Übrigens wird auf der E3 angeblich das neue Warhammer 40k MMO vorgestellt, da bin ich schon sehr gespannt drauf. Da wird man wohl reinschauen müssen. Doch erstmal bleibt abzuwarten wie Cataclysm (in Hinblick auf das versprochene PVP) und das (hoffentlich bald erscheindende, da WoW auch schon wieder fad ist) SWTOR den MMO Markt aufmischt (oder nicht).


----------



## Brummbör (13. Juni 2010)

GW2 könnte mit server vs server den pvp bereich aufmischen.


----------



## Kranak90 (14. Juni 2010)

Mythic ist in L.A gelandet. Die Spannung steigt 


			Dieser Inhalt steht nur eingeloggten Mitgliedern zur Verfügung.


----------



## Rozen (14. Juni 2010)

und dann gabs diesen Kommentar von Carrie:

"Sorry for the tease. But Mythic is not officially at E3 so there should be no big news unless someone gets really drunk."

oh man....


----------



## Kranak90 (14. Juni 2010)

Rozen schrieb:


> und dann gabs diesen Kommentar von Carrie:
> 
> "Sorry for the tease. But Mythic is not officially at E3 so there should be no big news unless someone gets really drunk."
> 
> oh man....



Was soll denn das schon wieder? Da denkt man da kommt was großes und dann das -.- Ich bin echt enttäuscht...


----------



## OldboyX (14. Juni 2010)

Kranak90 schrieb:


> Was soll denn das schon wieder? Da denkt man da kommt was großes und dann das -.- Ich bin echt enttäuscht...
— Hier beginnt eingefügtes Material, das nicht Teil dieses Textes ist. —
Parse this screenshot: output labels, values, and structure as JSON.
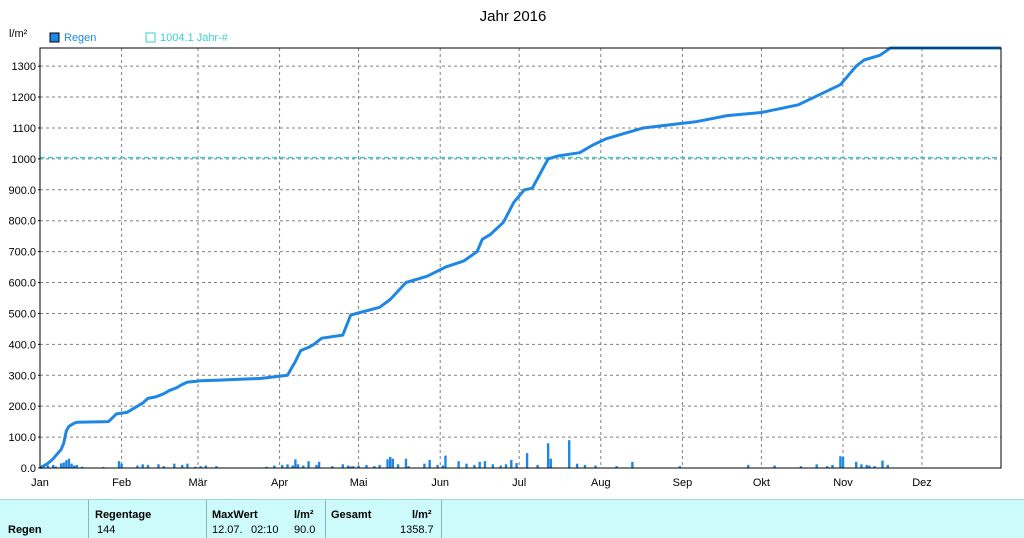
{
  "chart_data": {
    "type": "line",
    "title": "Jahr 2016",
    "ylabel": "l/m²",
    "ylim": [
      0,
      1358.7
    ],
    "y_ticks": [
      0,
      100,
      200,
      300,
      400,
      500,
      600,
      700,
      800,
      900,
      1000,
      1100,
      1200,
      1300
    ],
    "y_tick_labels": [
      "0.0",
      "100.0",
      "200.0",
      "300.0",
      "400.0",
      "500.0",
      "600.0",
      "700.0",
      "800.0",
      "900.0",
      "1000",
      "1100",
      "1200",
      "1300"
    ],
    "x_unit": "day_of_year",
    "xlim": [
      1,
      366
    ],
    "x_ticks": [
      1,
      32,
      61,
      92,
      122,
      153,
      183,
      214,
      245,
      275,
      306,
      336
    ],
    "x_tick_labels": [
      "Jan",
      "Feb",
      "Mär",
      "Apr",
      "Mai",
      "Jun",
      "Jul",
      "Aug",
      "Sep",
      "Okt",
      "Nov",
      "Dez"
    ],
    "grid": true,
    "legend_placement": "top-left",
    "colors": {
      "cumulative": "#1e87e6",
      "bars": "#1e87e6",
      "reference": "#3ecfcf",
      "grid": "#808080"
    },
    "series": [
      {
        "name": "Regen",
        "kind": "cumulative-line",
        "x": [
          1,
          4,
          6,
          9,
          10,
          11,
          12,
          14,
          15,
          27,
          30,
          34,
          36,
          38,
          40,
          42,
          45,
          48,
          50,
          53,
          55,
          57,
          60,
          62,
          65,
          68,
          85,
          95,
          98,
          100,
          103,
          105,
          108,
          116,
          119,
          130,
          134,
          140,
          148,
          155,
          162,
          167,
          169,
          172,
          177,
          181,
          185,
          188,
          194,
          196,
          198,
          206,
          208,
          211,
          216,
          220,
          230,
          250,
          262,
          275,
          289,
          305,
          309,
          311,
          314,
          320,
          324,
          366
        ],
        "y": [
          0,
          15,
          30,
          60,
          80,
          120,
          135,
          145,
          148,
          150,
          175,
          180,
          190,
          200,
          210,
          225,
          230,
          240,
          250,
          260,
          270,
          278,
          280,
          282,
          283,
          284,
          290,
          300,
          345,
          380,
          390,
          400,
          420,
          430,
          495,
          520,
          545,
          600,
          620,
          650,
          670,
          700,
          740,
          755,
          795,
          860,
          900,
          905,
          1000,
          1005,
          1010,
          1020,
          1030,
          1045,
          1065,
          1075,
          1100,
          1120,
          1140,
          1150,
          1175,
          1240,
          1280,
          1300,
          1320,
          1335,
          1358.7,
          1358.7
        ]
      },
      {
        "name": "",
        "kind": "daily-bars",
        "x": [
          4,
          6,
          7,
          9,
          10,
          11,
          12,
          13,
          14,
          15,
          17,
          25,
          31,
          32,
          38,
          40,
          42,
          46,
          48,
          52,
          55,
          57,
          60,
          62,
          64,
          68,
          87,
          90,
          93,
          95,
          97,
          98,
          99,
          101,
          103,
          106,
          107,
          112,
          116,
          118,
          119,
          120,
          122,
          125,
          128,
          130,
          133,
          134,
          135,
          137,
          140,
          141,
          147,
          149,
          152,
          154,
          155,
          160,
          163,
          166,
          168,
          170,
          173,
          176,
          178,
          180,
          182,
          186,
          190,
          194,
          195,
          202,
          205,
          208,
          212,
          220,
          226,
          244,
          270,
          280,
          290,
          296,
          300,
          302,
          305,
          306,
          311,
          313,
          315,
          316,
          318,
          321,
          323
        ],
        "y": [
          8,
          10,
          5,
          15,
          18,
          25,
          30,
          14,
          8,
          10,
          4,
          3,
          22,
          14,
          8,
          12,
          10,
          12,
          6,
          14,
          10,
          14,
          4,
          6,
          8,
          6,
          4,
          8,
          10,
          12,
          8,
          28,
          12,
          8,
          22,
          10,
          20,
          6,
          12,
          8,
          5,
          6,
          8,
          10,
          6,
          10,
          28,
          36,
          30,
          12,
          30,
          6,
          14,
          26,
          10,
          8,
          40,
          22,
          14,
          10,
          20,
          22,
          12,
          8,
          12,
          26,
          16,
          48,
          10,
          80,
          30,
          90,
          14,
          10,
          8,
          6,
          20,
          6,
          10,
          8,
          6,
          12,
          6,
          10,
          38,
          36,
          20,
          12,
          10,
          8,
          6,
          24,
          10
        ]
      },
      {
        "name": "1004.1 Jahr-#",
        "kind": "reference-line",
        "value": 1004.1
      }
    ],
    "legend": [
      {
        "label": "Regen",
        "style": "filled"
      },
      {
        "label": "1004.1 Jahr-#",
        "style": "outline"
      }
    ]
  },
  "stats": {
    "row_label": "Regen",
    "rain_days_header": "Regentage",
    "rain_days_value": "144",
    "max_header": "MaxWert",
    "max_date": "12.07.",
    "max_time": "02:10",
    "max_unit": "l/m²",
    "max_value": "90.0",
    "total_header": "Gesamt",
    "total_unit": "l/m²",
    "total_value": "1358.7"
  }
}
Ja, aber man sollte sich auch keine unrealistischen Hoffnungen machen. In regelmäßigen Abständen hat man hier im Forum diese "Addon", "3. Fraktion" usw. Spekulanten. Bei solchen Erwartungen muss man ja enttäuscht werden. Die Art von "riesigem Content Schub" wird es in WAR nicht geben. Selbst wenn ein Addon kommen sollte, wird es wohl in etwa so ausfallen wie das von AoC oder eines der kleineren von HDRO.
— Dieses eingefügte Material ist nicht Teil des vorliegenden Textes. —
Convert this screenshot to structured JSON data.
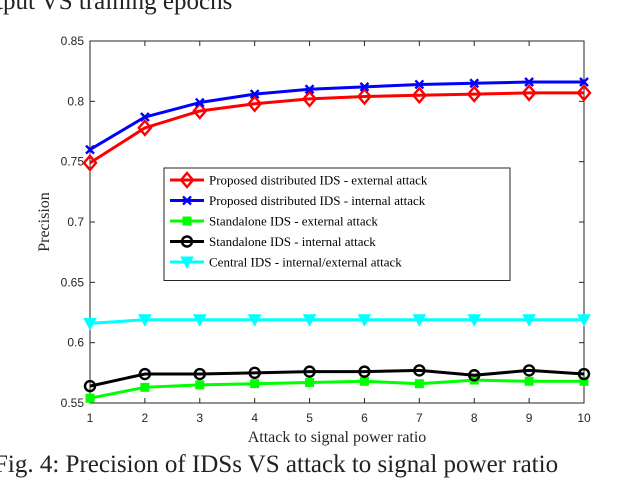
{
  "captions": {
    "top": "tput VS training epochs",
    "bottom": "Fig. 4: Precision of IDSs VS attack to signal power ratio"
  },
  "chart_data": {
    "type": "line",
    "xlabel": "Attack to signal power ratio",
    "ylabel": "Precision",
    "xlim": [
      1,
      10
    ],
    "ylim": [
      0.55,
      0.85
    ],
    "xticks": [
      1,
      2,
      3,
      4,
      5,
      6,
      7,
      8,
      9,
      10
    ],
    "yticks": [
      0.55,
      0.6,
      0.65,
      0.7,
      0.75,
      0.8,
      0.85
    ],
    "ytick_labels": [
      "0.55",
      "0.6",
      "0.65",
      "0.7",
      "0.75",
      "0.8",
      "0.85"
    ],
    "grid": false,
    "legend_position": "center",
    "x": [
      1,
      2,
      3,
      4,
      5,
      6,
      7,
      8,
      9,
      10
    ],
    "series": [
      {
        "name": "Proposed distributed IDS - external attack",
        "color": "#ff0000",
        "marker": "diamond",
        "values": [
          0.749,
          0.778,
          0.792,
          0.798,
          0.802,
          0.804,
          0.805,
          0.806,
          0.807,
          0.807
        ]
      },
      {
        "name": "Proposed distributed IDS - internal attack",
        "color": "#0000ff",
        "marker": "x",
        "values": [
          0.76,
          0.787,
          0.799,
          0.806,
          0.81,
          0.812,
          0.814,
          0.815,
          0.816,
          0.816
        ]
      },
      {
        "name": "Standalone IDS - external attack",
        "color": "#00ff00",
        "marker": "square",
        "values": [
          0.554,
          0.563,
          0.565,
          0.566,
          0.567,
          0.568,
          0.566,
          0.569,
          0.568,
          0.568
        ]
      },
      {
        "name": "Standalone IDS - internal attack",
        "color": "#000000",
        "marker": "circle",
        "values": [
          0.564,
          0.574,
          0.574,
          0.575,
          0.576,
          0.576,
          0.577,
          0.573,
          0.577,
          0.574
        ]
      },
      {
        "name": "Central IDS - internal/external attack",
        "color": "#00ffff",
        "marker": "triangle-down",
        "values": [
          0.616,
          0.619,
          0.619,
          0.619,
          0.619,
          0.619,
          0.619,
          0.619,
          0.619,
          0.619
        ]
      }
    ]
  }
}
Ein riesiges "neue Gegenden, Rufranganhebung, neue Klassen, neue Rassen, 3. Fraktion, usw." - Addon gibt WAR einfach nicht mehr her und der erfhoffte Anstieg an Spielerabos existiert nur in den Köpfen der Fans. Die Lage hat sich etwas stabilisiert und der Abwärtstrend wurde gebremst (dabei weiß man nichtmal genau, ob er vollständig zum Erliegen gekommen ist - ein Aufwärtstrend ist daraus jedenfalls nicht geworden). Da ist es doch besser etwas realistischer zu bleiben, dann kann man sich umso mehr freuen, wenn sich dann doch etwas tut.


----------



## Wolfner (14. Juni 2010)

Rozen schrieb:


> und dann gabs diesen Kommentar von Carrie:
> 
> "Sorry for the tease. But Mythic is not officially at E3 so there should be no big news unless someone gets really drunk."
> 
> oh man....



Warum bin ich nicht überrascht :-B

Naja...
Habe mein Hauptaugenmerk bei dieser E3 ohnehin auf dem 40k MMOG (und Shogun 2.... und Deus Ex 3.... und und und - eigentlich ne Menge nette Sachen dieses Jahr).


----------



## Kranak90 (14. Juni 2010)

Naja jedes Popel MMO, und sei es noch so klein und hat wenige Spieler, bekommt neuen Content. Mythic hat für Dark Age of Camelot auch viele Erweiterungen rausgebracht, warum passiert das nicht bei WAR? Immer mehr Leute sin din letzter Zeit 80 geworden und viele stehen kurz bevor. Diese Leute spielen fast alle nicht mehr sehr aktiv und schauen nur noch mal ab und zu rein.
es wird definitiv mal Zeit für was neues. LdT war nicht toll und wird es nie sein. Und nach fast 2 jahren sollte mal ein Addon angekündigt werden. Sogar AoC hats geschafft. wer hat den Funcom ne Standpauke darüber gehalten wie man gute Spiele produziert? Genau, Mythic. Jetzt ist der Spieß aber andersrum. Was macht Mythic wenn die neuen großen MMO's wie SWTOR, GW 2 oder das WH40K MMO vor der Tür stehen? Dann ist WAR definitiv vor dem aus!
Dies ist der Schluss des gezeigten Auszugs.